Building a Vectorized SQL Engine from Scratch in C++ — No Dependencies

#cpp #database #sql #programming

I built an embedded analytical database engine (https://github.com/SouravRoy-ETL/slothdb) entirely from scratch in C++20 — no external libraries, not even for SQL parsing or
Parquet file reading. Here's how each subsystem works under the hood.

The Execution Model: Why Vectorized Beats Row-at-a-Time

Traditional databases process one row at a time. Each row travels through every operator (scan → filter → project → aggregate) individually. The overhead per row is massive:
virtual function calls, branch mispredictions, poor cache utilization.
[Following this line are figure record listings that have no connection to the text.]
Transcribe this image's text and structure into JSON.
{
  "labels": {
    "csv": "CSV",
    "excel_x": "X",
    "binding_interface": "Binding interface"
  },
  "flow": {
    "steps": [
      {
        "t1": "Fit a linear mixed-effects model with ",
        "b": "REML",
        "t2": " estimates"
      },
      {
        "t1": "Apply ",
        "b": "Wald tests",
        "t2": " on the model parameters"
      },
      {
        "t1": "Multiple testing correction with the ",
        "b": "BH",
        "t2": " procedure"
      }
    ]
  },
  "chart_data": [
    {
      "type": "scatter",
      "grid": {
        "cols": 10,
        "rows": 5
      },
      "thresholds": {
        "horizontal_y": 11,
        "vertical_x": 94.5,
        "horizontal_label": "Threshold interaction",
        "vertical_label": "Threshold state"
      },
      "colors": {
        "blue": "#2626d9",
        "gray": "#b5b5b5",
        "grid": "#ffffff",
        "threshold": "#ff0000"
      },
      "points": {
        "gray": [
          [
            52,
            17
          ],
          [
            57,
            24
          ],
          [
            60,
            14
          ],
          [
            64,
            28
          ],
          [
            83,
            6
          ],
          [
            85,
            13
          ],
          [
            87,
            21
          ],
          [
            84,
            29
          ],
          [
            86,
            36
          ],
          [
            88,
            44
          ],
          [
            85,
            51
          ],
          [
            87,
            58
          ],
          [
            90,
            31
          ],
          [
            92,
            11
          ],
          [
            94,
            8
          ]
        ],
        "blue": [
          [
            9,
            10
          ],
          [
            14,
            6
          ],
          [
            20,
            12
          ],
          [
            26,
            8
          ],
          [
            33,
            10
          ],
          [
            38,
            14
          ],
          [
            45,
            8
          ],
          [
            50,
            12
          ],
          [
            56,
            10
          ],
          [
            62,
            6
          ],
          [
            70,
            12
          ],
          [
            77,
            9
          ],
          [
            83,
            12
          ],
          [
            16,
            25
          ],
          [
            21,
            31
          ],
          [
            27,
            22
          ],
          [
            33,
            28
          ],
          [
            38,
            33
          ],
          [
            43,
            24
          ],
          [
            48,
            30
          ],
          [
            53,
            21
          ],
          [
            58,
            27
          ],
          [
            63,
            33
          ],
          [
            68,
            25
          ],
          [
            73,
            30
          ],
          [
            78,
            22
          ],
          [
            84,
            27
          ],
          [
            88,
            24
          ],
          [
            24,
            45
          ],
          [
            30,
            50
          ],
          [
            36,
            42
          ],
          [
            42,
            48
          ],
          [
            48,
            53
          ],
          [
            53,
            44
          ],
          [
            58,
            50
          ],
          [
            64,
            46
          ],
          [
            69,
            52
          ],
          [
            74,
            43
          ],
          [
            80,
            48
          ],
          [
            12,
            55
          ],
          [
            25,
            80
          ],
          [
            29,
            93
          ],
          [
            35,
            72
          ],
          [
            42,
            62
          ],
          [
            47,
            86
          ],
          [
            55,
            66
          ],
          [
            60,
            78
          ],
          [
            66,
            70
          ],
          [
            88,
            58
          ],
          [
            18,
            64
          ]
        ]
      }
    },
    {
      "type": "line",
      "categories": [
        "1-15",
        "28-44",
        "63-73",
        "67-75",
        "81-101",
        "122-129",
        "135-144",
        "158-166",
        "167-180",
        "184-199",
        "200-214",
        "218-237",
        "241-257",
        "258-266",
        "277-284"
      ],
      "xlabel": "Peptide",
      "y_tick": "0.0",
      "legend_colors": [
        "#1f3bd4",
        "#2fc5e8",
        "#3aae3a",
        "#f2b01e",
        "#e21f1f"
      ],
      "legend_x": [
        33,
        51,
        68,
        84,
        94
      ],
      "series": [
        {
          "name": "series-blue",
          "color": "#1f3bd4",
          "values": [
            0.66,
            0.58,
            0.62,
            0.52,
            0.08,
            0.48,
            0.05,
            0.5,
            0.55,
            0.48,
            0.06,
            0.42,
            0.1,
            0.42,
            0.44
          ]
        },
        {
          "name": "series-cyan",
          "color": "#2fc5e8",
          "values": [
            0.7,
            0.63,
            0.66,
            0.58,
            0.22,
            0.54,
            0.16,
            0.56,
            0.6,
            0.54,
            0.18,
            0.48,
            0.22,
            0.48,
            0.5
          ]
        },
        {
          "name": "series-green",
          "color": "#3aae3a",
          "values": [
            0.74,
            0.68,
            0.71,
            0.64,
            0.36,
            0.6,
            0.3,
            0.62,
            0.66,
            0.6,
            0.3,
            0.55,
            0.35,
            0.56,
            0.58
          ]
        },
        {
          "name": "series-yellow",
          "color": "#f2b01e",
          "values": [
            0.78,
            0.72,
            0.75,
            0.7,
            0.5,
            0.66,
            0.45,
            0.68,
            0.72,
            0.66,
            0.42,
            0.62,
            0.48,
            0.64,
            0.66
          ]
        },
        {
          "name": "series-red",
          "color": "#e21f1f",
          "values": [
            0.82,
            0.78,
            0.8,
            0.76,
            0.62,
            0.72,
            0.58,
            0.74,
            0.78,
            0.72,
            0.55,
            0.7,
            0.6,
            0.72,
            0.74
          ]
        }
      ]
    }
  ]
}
Vectorized execution processes batches of 2,048 values at once. Instead of calling filter(row) 10 million times, you call filter(vector_of_2048) about 5,000 times. Each call
processes a tight loop over a flat array — perfect for CPU caches and SIMD auto-vectorization.

// Row-at-a-time (slow)
for (each row) {
if (row.salary > 100000) emit(row); // virtual call, branch, cache miss
}

// Vectorized (fast)
auto *salaries = vector.GetData(); // flat array, cache-friendly
auto *output = result.GetData();
for (idx_t i = 0; i < 2048; i++) {
output[i] = salaries[i] > 100000; // tight loop, auto-vectorizes
}

The Vector class is the core data structure. It stores a flat data_ptr_t buffer, a ValidityMask (bitvector for NULLs — 1 bit per value, 256 bytes for 2,048 values), and
supports four modes: FLAT, CONSTANT, DICTIONARY, and SEQUENCE. The CONSTANT mode is key — if an entire vector has the same value (common in WHERE x = 5), we store it once and
skip the loop entirely.

The String Problem: 16-Byte Inline Strings

String comparison is the #1 bottleneck in analytical queries. Most engines store strings as heap-allocated std::string objects — each comparison requires chasing a pointer,
causing cache misses.

I use a 16-byte inline string representation:

struct string_t { // exactly 16 bytes, fits in one cache line
uint32_t length;
char data_[12]; // strings ≤ 12 bytes stored entirely inline
// For longer strings: first 4 bytes = prefix, next 8 bytes = pointer
};

Strings under 12 characters (which covers ~80% of real-world data: country codes, status flags, short names) never touch the heap. For longer strings, the 4-byte prefix enables
fast inequality comparisons without dereferencing the pointer — if the prefixes differ, you already know the result.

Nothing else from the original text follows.